Stipp: 15,000 marks a new high for the Dow Jones Industrial Average. What do valuations look like as we've run up so much now?

Glaser: The Dow hit through that 15,000 ceiling for the first time, and I think it's important for investors to realize that it doesn't actually mean anything. These are just arbitrary signposts along the way. Just because it hits 15,000 doesn't mean necessarily that stocks are hugely overvalued or hugely undervalued. In fact, our team of equity analysts thinks that stocks are just ever so slightly overvalued right now. The median price-to-fair value of the shares that they cover is trading about 3% over its fair value. So it certainly doesn't look like they're outrageously priced or in a bubble.

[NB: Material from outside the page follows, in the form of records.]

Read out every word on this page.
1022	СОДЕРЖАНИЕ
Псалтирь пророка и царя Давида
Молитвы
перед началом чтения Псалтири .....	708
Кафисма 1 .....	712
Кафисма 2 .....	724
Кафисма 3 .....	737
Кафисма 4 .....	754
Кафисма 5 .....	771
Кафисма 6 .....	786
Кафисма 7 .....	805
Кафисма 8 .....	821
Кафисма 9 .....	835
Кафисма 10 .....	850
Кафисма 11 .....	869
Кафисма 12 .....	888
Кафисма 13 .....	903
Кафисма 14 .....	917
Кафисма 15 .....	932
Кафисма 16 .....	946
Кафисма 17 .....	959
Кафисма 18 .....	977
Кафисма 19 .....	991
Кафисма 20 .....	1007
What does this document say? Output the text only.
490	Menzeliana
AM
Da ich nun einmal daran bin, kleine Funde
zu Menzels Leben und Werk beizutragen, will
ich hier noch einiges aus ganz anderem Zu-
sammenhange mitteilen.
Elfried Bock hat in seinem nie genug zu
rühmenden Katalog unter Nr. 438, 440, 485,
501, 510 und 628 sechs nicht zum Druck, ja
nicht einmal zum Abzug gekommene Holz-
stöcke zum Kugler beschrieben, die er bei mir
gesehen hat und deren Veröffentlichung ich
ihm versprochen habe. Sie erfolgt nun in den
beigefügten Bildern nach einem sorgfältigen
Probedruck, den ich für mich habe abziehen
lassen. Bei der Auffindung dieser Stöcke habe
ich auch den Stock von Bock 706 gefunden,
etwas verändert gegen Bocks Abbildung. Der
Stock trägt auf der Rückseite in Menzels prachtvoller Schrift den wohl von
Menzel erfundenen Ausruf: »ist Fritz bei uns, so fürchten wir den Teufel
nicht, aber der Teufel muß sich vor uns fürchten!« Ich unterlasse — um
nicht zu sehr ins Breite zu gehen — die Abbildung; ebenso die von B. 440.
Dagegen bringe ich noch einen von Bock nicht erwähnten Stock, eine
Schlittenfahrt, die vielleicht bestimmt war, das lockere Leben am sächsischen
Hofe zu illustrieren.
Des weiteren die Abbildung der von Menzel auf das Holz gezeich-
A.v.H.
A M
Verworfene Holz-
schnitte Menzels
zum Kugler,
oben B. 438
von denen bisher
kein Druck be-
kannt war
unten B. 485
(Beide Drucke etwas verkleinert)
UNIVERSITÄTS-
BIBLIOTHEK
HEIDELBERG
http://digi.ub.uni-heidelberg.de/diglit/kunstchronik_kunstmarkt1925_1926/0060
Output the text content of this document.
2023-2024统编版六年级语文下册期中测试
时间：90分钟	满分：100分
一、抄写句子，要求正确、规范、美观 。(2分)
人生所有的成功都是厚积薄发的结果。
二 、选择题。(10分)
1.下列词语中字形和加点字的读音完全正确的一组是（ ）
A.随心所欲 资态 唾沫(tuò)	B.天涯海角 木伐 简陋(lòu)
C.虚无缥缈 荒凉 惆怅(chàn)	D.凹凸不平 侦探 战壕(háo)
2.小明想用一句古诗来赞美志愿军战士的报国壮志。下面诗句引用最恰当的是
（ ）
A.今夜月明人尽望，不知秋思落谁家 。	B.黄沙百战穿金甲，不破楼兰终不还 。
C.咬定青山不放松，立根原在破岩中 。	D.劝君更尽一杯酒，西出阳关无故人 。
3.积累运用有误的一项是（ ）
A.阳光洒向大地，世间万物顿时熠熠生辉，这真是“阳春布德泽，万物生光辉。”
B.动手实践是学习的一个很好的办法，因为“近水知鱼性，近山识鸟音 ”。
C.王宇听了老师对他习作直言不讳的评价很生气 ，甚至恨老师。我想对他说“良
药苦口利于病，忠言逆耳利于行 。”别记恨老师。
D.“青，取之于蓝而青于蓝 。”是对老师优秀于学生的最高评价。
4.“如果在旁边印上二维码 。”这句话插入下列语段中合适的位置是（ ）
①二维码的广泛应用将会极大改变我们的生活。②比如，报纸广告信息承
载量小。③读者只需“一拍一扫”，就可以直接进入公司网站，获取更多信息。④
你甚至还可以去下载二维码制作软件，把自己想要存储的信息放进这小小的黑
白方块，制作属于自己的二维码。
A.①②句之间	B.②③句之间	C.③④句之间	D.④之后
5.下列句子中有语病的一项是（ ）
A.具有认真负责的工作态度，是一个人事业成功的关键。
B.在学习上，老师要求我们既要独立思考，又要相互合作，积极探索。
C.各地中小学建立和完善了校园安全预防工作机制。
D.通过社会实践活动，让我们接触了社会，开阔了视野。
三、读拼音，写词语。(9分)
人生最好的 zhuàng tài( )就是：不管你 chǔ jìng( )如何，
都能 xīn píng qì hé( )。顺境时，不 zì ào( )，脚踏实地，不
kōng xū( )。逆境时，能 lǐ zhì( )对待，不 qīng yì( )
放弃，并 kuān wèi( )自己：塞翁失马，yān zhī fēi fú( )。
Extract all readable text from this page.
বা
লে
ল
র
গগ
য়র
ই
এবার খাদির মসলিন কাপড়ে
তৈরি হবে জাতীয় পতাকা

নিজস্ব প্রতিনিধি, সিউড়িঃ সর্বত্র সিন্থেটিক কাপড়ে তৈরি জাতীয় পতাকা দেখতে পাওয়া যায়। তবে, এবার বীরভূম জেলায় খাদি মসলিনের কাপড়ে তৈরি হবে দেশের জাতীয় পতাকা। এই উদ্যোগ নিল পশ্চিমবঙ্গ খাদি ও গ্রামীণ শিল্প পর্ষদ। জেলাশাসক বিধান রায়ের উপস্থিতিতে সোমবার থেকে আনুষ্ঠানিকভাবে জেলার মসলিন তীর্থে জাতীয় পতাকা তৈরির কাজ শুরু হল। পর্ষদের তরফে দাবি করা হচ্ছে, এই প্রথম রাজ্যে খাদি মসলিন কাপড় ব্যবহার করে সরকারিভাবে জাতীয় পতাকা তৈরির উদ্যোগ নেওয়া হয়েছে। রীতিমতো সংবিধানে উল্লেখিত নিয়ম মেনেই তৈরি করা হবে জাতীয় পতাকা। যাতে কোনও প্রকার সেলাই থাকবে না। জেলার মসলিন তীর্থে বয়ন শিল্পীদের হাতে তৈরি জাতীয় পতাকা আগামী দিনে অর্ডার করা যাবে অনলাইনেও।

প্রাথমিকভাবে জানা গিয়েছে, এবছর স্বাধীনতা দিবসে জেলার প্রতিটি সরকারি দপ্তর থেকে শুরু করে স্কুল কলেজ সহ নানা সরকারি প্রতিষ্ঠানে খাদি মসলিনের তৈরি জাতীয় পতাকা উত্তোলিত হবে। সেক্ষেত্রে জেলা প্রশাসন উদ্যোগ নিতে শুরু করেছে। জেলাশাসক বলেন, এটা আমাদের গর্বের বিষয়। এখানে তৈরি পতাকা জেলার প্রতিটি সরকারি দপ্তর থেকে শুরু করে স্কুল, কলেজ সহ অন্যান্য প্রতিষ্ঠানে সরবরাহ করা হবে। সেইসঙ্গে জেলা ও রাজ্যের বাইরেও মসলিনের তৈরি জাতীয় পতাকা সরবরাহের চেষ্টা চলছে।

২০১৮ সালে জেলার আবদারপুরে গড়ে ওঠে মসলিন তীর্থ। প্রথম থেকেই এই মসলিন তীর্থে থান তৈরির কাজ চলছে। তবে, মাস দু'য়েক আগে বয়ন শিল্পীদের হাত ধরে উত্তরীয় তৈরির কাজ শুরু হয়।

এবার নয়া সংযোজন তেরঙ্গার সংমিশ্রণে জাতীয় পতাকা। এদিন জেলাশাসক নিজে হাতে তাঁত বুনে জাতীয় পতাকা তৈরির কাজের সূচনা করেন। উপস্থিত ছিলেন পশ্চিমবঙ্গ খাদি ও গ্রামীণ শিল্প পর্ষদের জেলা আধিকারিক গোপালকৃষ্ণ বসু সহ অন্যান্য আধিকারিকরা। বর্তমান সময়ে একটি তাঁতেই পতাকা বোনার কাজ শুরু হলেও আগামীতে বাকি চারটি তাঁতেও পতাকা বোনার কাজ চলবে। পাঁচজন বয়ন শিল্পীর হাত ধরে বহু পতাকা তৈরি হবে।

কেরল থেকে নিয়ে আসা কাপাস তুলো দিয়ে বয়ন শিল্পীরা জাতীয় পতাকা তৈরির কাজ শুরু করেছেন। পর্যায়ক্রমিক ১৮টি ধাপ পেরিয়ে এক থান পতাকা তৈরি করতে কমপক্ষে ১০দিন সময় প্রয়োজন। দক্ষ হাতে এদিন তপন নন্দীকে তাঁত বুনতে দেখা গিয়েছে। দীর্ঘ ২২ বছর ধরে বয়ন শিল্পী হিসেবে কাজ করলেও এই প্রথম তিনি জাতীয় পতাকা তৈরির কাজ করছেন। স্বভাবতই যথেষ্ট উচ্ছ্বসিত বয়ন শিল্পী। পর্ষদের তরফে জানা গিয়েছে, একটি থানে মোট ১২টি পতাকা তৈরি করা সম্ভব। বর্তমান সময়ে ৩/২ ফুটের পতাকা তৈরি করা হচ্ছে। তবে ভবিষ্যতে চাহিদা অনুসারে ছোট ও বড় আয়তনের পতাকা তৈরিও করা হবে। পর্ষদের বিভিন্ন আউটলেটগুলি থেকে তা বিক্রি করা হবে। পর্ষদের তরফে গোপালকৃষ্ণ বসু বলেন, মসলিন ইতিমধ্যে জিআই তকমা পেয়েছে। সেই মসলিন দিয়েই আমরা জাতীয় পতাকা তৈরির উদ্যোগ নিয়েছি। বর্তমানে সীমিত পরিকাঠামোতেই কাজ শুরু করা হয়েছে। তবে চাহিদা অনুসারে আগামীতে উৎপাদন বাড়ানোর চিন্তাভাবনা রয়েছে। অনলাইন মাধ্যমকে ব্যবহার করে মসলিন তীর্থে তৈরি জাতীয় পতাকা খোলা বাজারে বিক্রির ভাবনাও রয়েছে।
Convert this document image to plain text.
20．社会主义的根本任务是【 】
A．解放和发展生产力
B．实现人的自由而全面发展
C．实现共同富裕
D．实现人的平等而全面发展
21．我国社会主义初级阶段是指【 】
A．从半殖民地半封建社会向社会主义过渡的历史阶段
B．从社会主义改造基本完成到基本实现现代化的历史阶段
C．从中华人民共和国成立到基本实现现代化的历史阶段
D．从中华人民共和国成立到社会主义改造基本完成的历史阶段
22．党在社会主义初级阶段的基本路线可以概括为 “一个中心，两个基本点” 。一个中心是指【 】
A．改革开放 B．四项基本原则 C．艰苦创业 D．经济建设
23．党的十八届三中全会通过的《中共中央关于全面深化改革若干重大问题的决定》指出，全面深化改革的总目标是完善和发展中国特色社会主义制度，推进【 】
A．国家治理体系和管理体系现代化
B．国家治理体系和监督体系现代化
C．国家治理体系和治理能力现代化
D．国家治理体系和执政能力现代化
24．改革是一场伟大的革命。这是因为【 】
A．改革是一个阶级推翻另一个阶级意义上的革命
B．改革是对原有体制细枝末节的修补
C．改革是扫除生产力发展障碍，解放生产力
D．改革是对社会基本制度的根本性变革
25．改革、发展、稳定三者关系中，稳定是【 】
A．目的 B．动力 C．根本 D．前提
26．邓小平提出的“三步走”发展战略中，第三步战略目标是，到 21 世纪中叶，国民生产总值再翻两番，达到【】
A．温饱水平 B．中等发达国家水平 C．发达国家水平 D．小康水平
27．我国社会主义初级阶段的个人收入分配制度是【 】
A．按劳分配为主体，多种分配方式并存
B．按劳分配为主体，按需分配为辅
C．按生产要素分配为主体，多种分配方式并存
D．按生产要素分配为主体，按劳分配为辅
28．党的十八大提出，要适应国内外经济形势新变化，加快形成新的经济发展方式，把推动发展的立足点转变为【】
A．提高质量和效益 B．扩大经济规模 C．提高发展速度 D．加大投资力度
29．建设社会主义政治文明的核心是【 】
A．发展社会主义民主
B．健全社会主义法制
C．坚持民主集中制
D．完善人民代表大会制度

But I think that when you have a fully valued stock market, and when you have somewhat of an uncertain economic environment like we're in right now globally, stock selection becomes just that more important. I think there very well could be a pullback if we see some weaker-than-expected data, if earnings, say, next quarter don't look as strong or there seems to really be a spring pullback. If the market were to fall, it would be important to really get into the shares that are the higher-quality companies. It would be important to find companies that are trading at a discount to their fair value, so you have that margin of safety. I think when we hit a milestone like this, it's just a reminder that stock selection is a lot more important here than it was at, say, Dow 7,000.

Stipp: Starbucks will now be able to sell three times, or triple, the number of K-Cup coffee pods through that channel. What does that mean for the Starbucks business?